Manager, Deep Learning Algorithms - Training Framework

at Nvidia

📍 Santa Clara, United States

USD 224,000-425,500 per year

MIDDLE

✅ On-site

SCRAPED

Used Tools & Technologies

Not specified

Required Skills & Competences ^?

Python @ 5 Algorithms @ 3 Hiring @ 3 Mentoring @ 3 Debugging @ 5 API @ 3 LLM @ 3 PyTorch @ 3 GPU @ 3

Details

NVIDIA is seeking an Engineering Manager to lead engineering activities for the NeMo Framework team. NeMo Framework is an open-source, scalable and cloud-native framework for researchers and developers working on Large Language Models (LLM) and Multimodal (MM) foundation model pretraining and post-training.

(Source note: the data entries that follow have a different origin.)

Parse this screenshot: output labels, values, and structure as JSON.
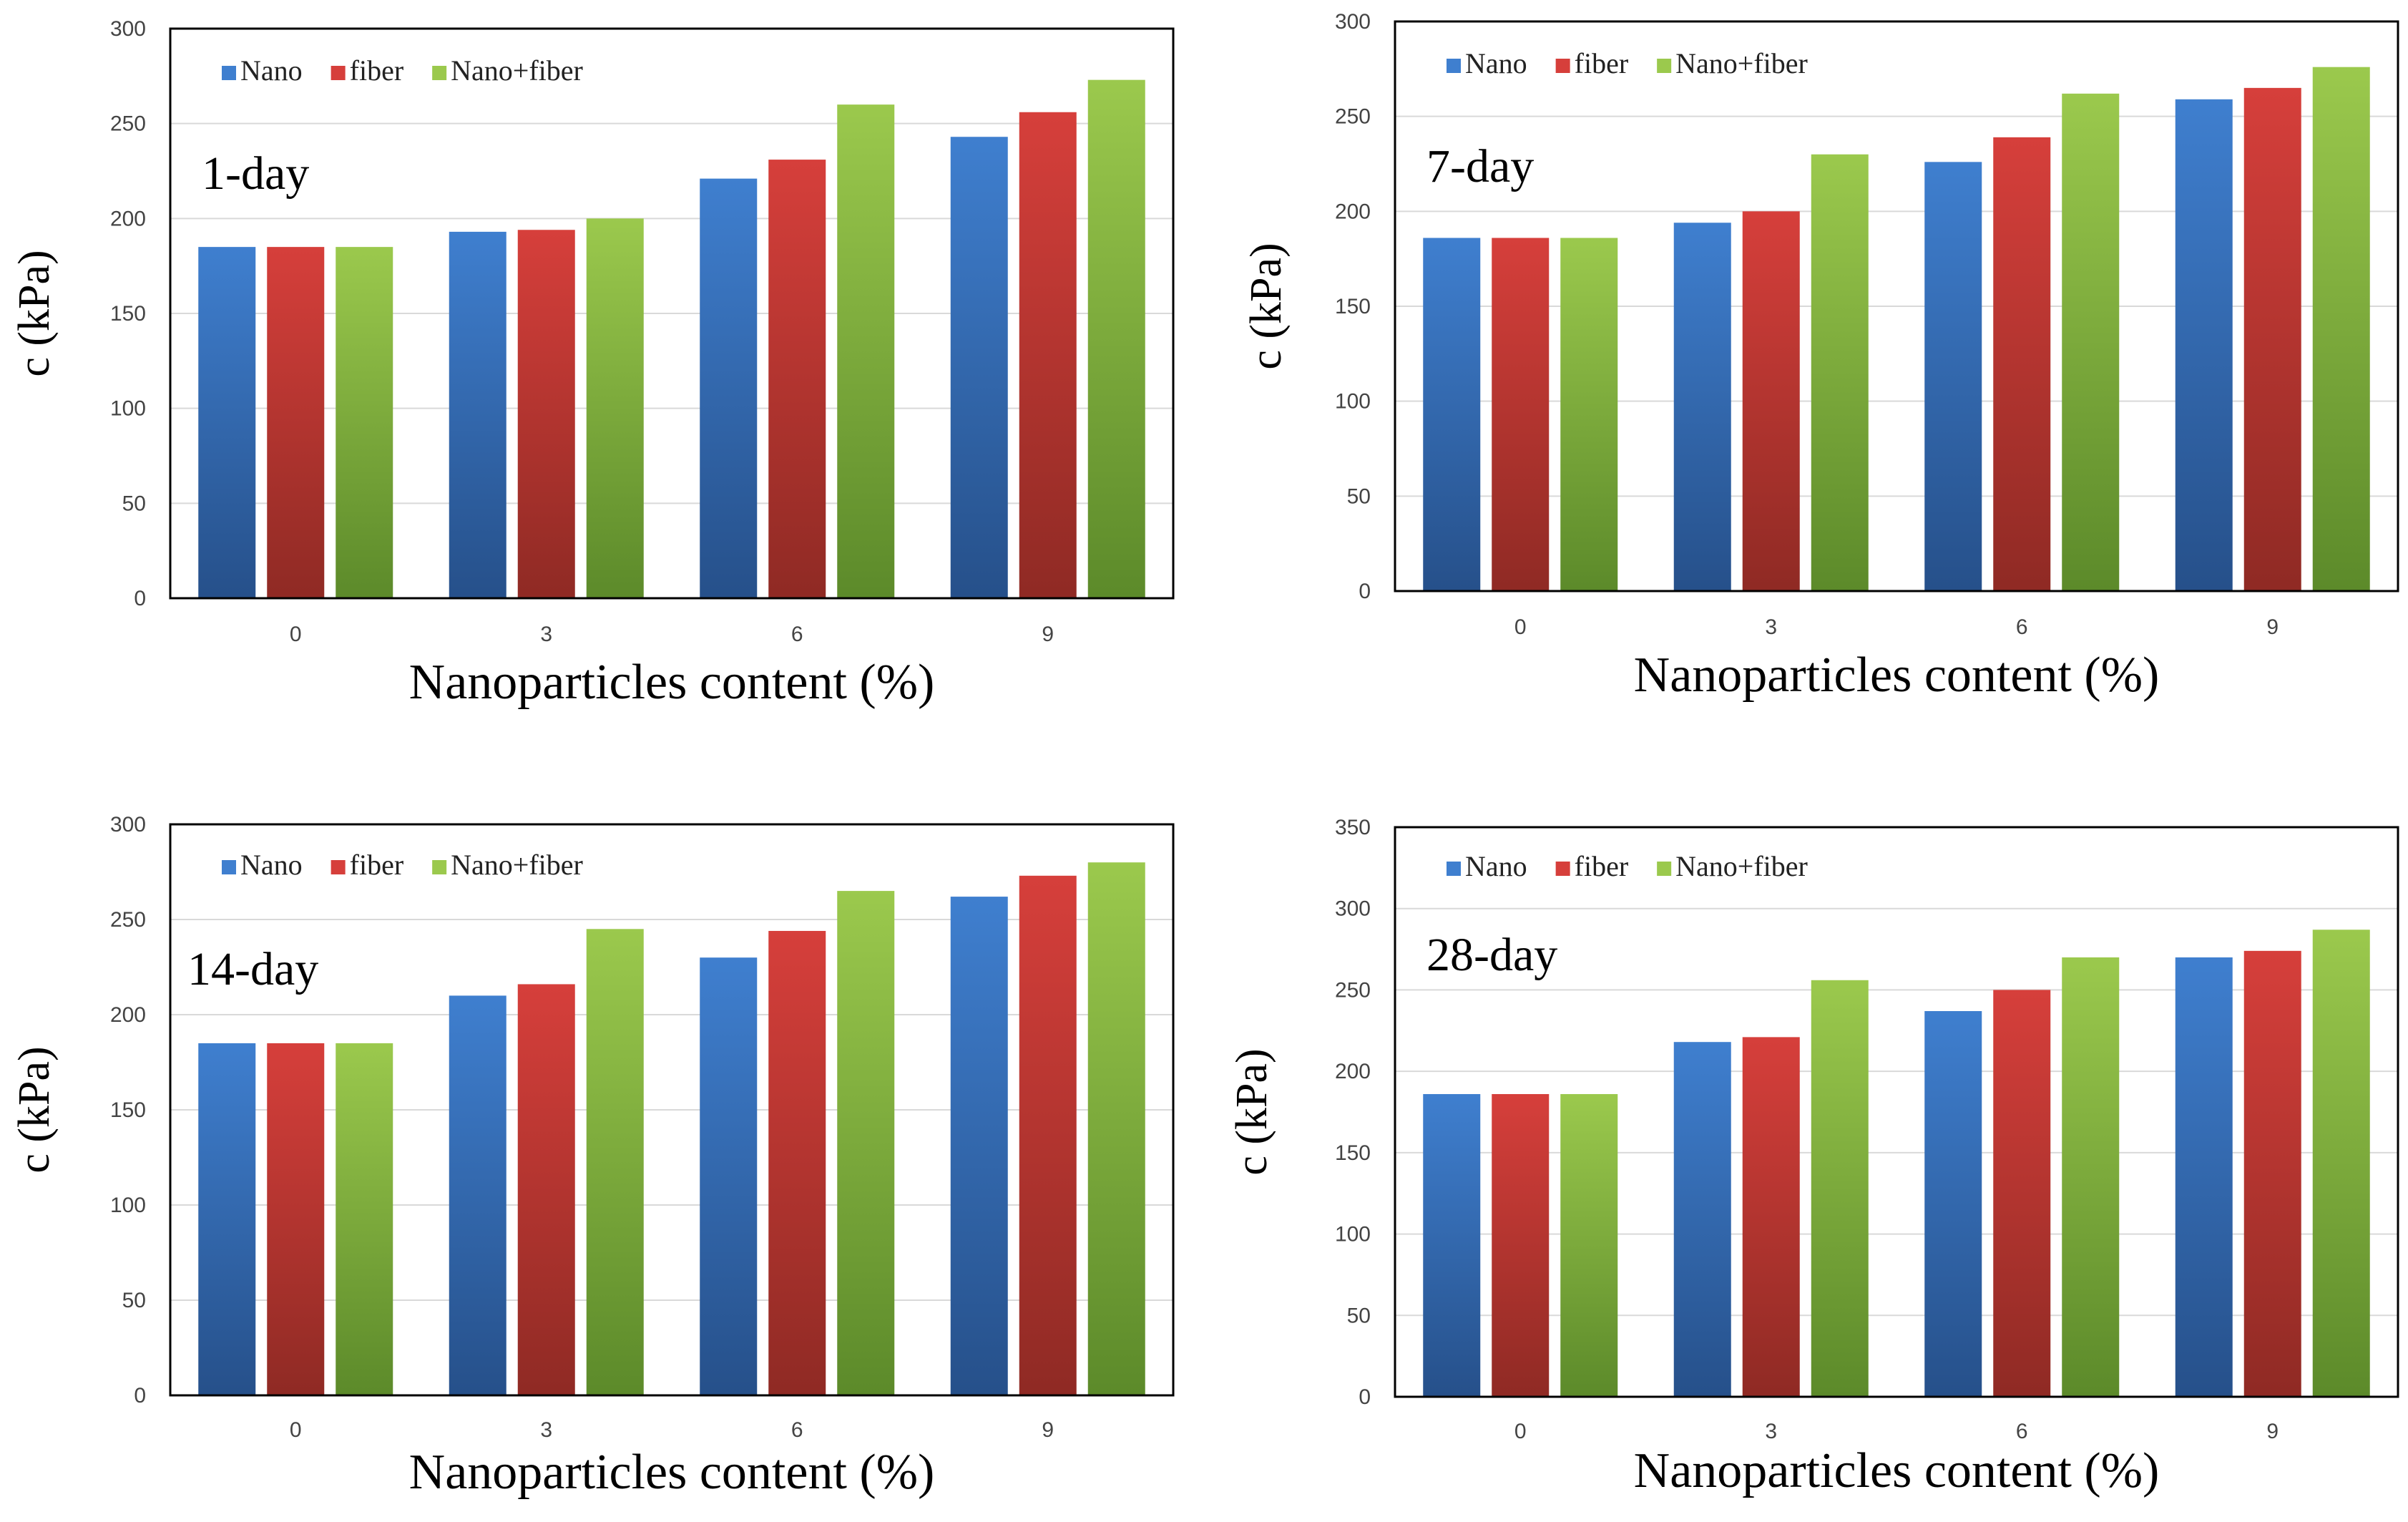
{
  "colors": {
    "Nano": [
      "#3f7fcf",
      "#26508a"
    ],
    "fiber": [
      "#d63f3b",
      "#8f2a24"
    ],
    "Nano+fiber": [
      "#9bc94d",
      "#5c8a2a"
    ]
  },
  "chart_data": [
    {
      "type": "bar",
      "annotation": "1-day",
      "categories": [
        "0",
        "3",
        "6",
        "9"
      ],
      "series": [
        {
          "name": "Nano",
          "values": [
            185,
            193,
            221,
            243
          ]
        },
        {
          "name": "fiber",
          "values": [
            185,
            194,
            231,
            256
          ]
        },
        {
          "name": "Nano+fiber",
          "values": [
            185,
            200,
            260,
            273
          ]
        }
      ],
      "xlabel": "Nanoparticles content (%)",
      "ylabel": "c (kPa)",
      "ylim": [
        0,
        300
      ],
      "yticks": [
        0,
        50,
        100,
        150,
        200,
        250,
        300
      ],
      "grid": true,
      "legend": "top-left"
    },
    {
      "type": "bar",
      "annotation": "7-day",
      "categories": [
        "0",
        "3",
        "6",
        "9"
      ],
      "series": [
        {
          "name": "Nano",
          "values": [
            186,
            194,
            226,
            259
          ]
        },
        {
          "name": "fiber",
          "values": [
            186,
            200,
            239,
            265
          ]
        },
        {
          "name": "Nano+fiber",
          "values": [
            186,
            230,
            262,
            276
          ]
        }
      ],
      "xlabel": "Nanoparticles content (%)",
      "ylabel": "c (kPa)",
      "ylim": [
        0,
        300
      ],
      "yticks": [
        0,
        50,
        100,
        150,
        200,
        250,
        300
      ],
      "grid": true,
      "legend": "top-left"
    },
    {
      "type": "bar",
      "annotation": "14-day",
      "categories": [
        "0",
        "3",
        "6",
        "9"
      ],
      "series": [
        {
          "name": "Nano",
          "values": [
            185,
            210,
            230,
            262
          ]
        },
        {
          "name": "fiber",
          "values": [
            185,
            216,
            244,
            273
          ]
        },
        {
          "name": "Nano+fiber",
          "values": [
            185,
            245,
            265,
            280
          ]
        }
      ],
      "xlabel": "Nanoparticles content (%)",
      "ylabel": "c (kPa)",
      "ylim": [
        0,
        300
      ],
      "yticks": [
        0,
        50,
        100,
        150,
        200,
        250,
        300
      ],
      "grid": true,
      "legend": "top-left"
    },
    {
      "type": "bar",
      "annotation": "28-day",
      "categories": [
        "0",
        "3",
        "6",
        "9"
      ],
      "series": [
        {
          "name": "Nano",
          "values": [
            186,
            218,
            237,
            270
          ]
        },
        {
          "name": "fiber",
          "values": [
            186,
            221,
            250,
            274
          ]
        },
        {
          "name": "Nano+fiber",
          "values": [
            186,
            256,
            270,
            287
          ]
        }
      ],
      "xlabel": "Nanoparticles content (%)",
      "ylabel": "c (kPa)",
      "ylim": [
        0,
        350
      ],
      "yticks": [
        0,
        50,
        100,
        150,
        200,
        250,
        300,
        350
      ],
      "grid": true,
      "legend": "top-left"
    }
  ]
}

The team provides end-to-end model training capabilities including pretraining, reasoning, alignment, customization, evaluation, deployment and tooling to optimize performance and user experience.

Responsibilities

Plan, schedule, mentor, and lead the execution of projects and activities for the team.
Collaborate with internal customers to align priorities across business units and coordinate projects across geographic locations.
Grow and develop a world-class engineering team (hiring, mentoring, career development).
Contribute to and advance the open-source NeMo Framework.
Design and implement distributed training algorithms, model parallel paradigms, and model optimizations.
Define robust APIs, analyze and tune performance, and expand toolkits and libraries for training and deployment workflows.
Solve large-scale, end-to-end AI training challenges across the model lifecycle: orchestration, data pre-processing, training, tuning, and deployment.
Work across the software stack at the intersection of computer architecture, libraries, frameworks, and AI applications.

Requirements

MS, PhD or equivalent experience in Computer Science, AI, Applied Math, or a related field.
8+ years of industry experience, including 3+ years of management experience.
Proven experience leading and scaling high-performing engineering teams, especially across distributed and functional groups.
Excellent understanding of SDLC practices including architecting, testing, continuous integration, and documentation.
Experience with AI frameworks (e.g., PyTorch, JAX) and/or inference and deployment environments (e.g., TRTLLM, vLLM, SGLang).
Proficient in Python programming, software design, debugging, performance analysis, test design and documentation.
Consistent record of improving AI libraries and contributing engineering innovations.

Ways to stand out

Hands-on experience in large-scale AI training and deep understanding of compute system concepts (latency/throughput bottlenecks, pipelining, multiprocessing) with strong performance analysis and tuning skills.
Expertise in distributed computing, model parallelism, and mixed precision training.
Prior experience with Generative AI techniques applied to LLMs and Multi-Modal learning (text, image, video).
Knowledge of GPU/CPU architecture and related numerical software.
Created or contributed to open-source deep learning frameworks.

Compensation & Benefits

Base salary ranges (determined by location, experience, and pay of similar employees):
- Level 3: 224,000 USD - 356,500 USD
- Level 4: 272,000 USD - 425,500 USD
Eligible for equity and benefits (see NVIDIA benefits).

Additional info

Location: Santa Clara, California, United States.
Applications accepted at least until November 20, 2025.
NVIDIA is an equal opportunity employer committed to fostering a diverse work environment.